A draft French law would put part of the road-freight decarbonisation burden on big shippers and transport commissioners, not just on hauliers. Under the proposal, a rising share of the freight services they pay for would have to be carried out by zero-emission heavy trucks, starting at 0.5% in 2026 and reaching 30% by 2035.
France is preparing an unusual intervention in the road-freight market: instead of putting the pressure only on hauliers, it wants to push some of the burden up the chain to the companies that buy transport. A draft transport framework law would require certain large shippers and transport commissioners to ensure that part of the road haulage they pay for is carried out by zero-emission heavy vehicles.
The proposal was formally deposited in the Senate on 11 February 2026 and is due to be examined by the Senate committee on 8 April, with debate in public session from 14 April 2026. So this is not yet adopted law, but it is now moving into the parliamentary stage.
At the heart of the plan is Article 18. The text says the obligation would be expressed as the annual share of invoiced public road-freight services paid for by the company that are performed by zero-emission heavy vehicles. The trajectory is progressive but steep: 0.5% in 2026, 1% in 2027, 2% in 2028, 4% in 2029, 6% in 2030, 10% in 2031, 15% in 2032, 20% in 2033, 25% in 2034 and 30% in 2035.
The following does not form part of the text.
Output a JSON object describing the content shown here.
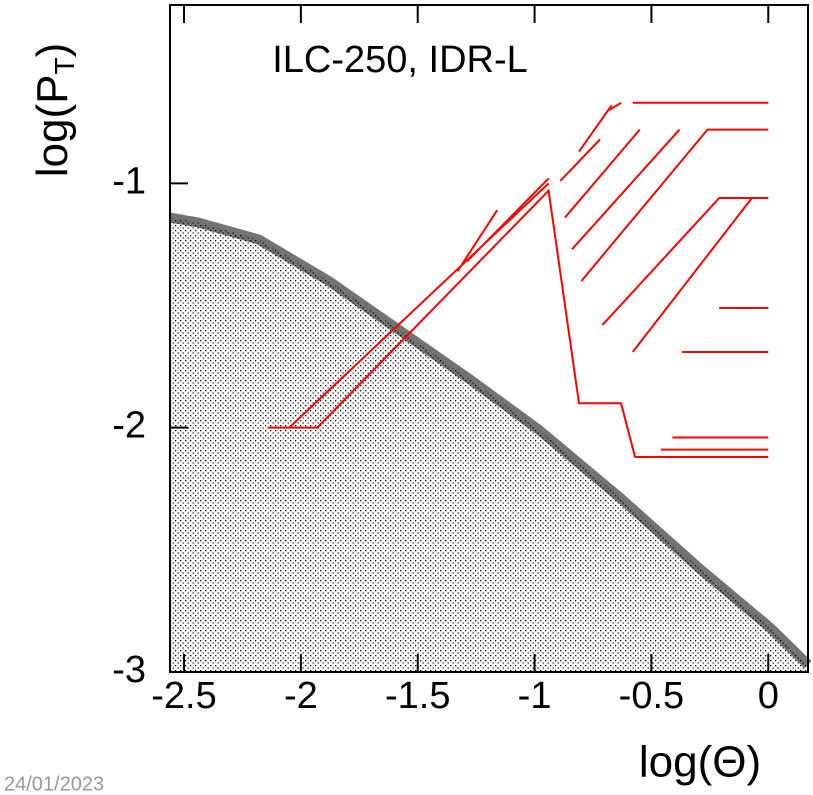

The draft makes clear that this would not apply to every company using road transport. It would cover businesses with a stable establishment in France, or groups for their French establishments, with more than €50 million turnover or more than €43 million balance-sheet total and at least 250 employees, provided their freight spend exceeds a threshold still to be set by decree. It would also apply to transport commissioners with more than €10 million turnover, again above a freight-spend threshold to be defined later.
Not just hauliers: transport buyers would also be targeted
It is important to note: this is not a fleet-purchase mandate aimed directly at hauliers. France is trying to create a market for electric and hydrogen truck services by forcing large transport buyers to purchase at least a minimum share of them. In its impact study, the government says outright that the goal is to change contracting practices and create a “sanctuarised market” for zero-emission freight services.
The same impact study explains the logic in even plainer terms. It says the road-freight transition is stuck because transport buyers still treat price as the main criterion, while zero-emission freight carries a cost premium. The government’s answer is to oblige major order-givers to generate demand for these services, with annual reporting and publication of results intended to push the market in that direction.
French trade media picked up the idea early. France Routes reported on 14 January 2026 that the forthcoming bill would require shippers to finance electric trucks, while TRM24 reported on 20 February that French shippers supported the decarbonisation goal but had raised serious questions about feasibility, competitiveness and the technology mix.
That concern is reflected more directly in the position taken by AUTF, which represents French shippers. The organisation says it understands the overall direction of the measure, but warns that the operational design still leaves too many open questions. Among the issues it highlights are the definition of the liable “order-giver,” the treatment of shipper–forwarder relationships, and the fact that own-account transport and foreign shippers exporting into France would not be covered.
Supporters of the plan, however, argue that the initial burden would be manageable. On 18 March 2026, T&E France said the extra cost for large companies would be marginal because the obligation starts low and applies only to part of their transport spending. The group says the bill is intended to accelerate demand for zero-emission freight without materially affecting consumer prices.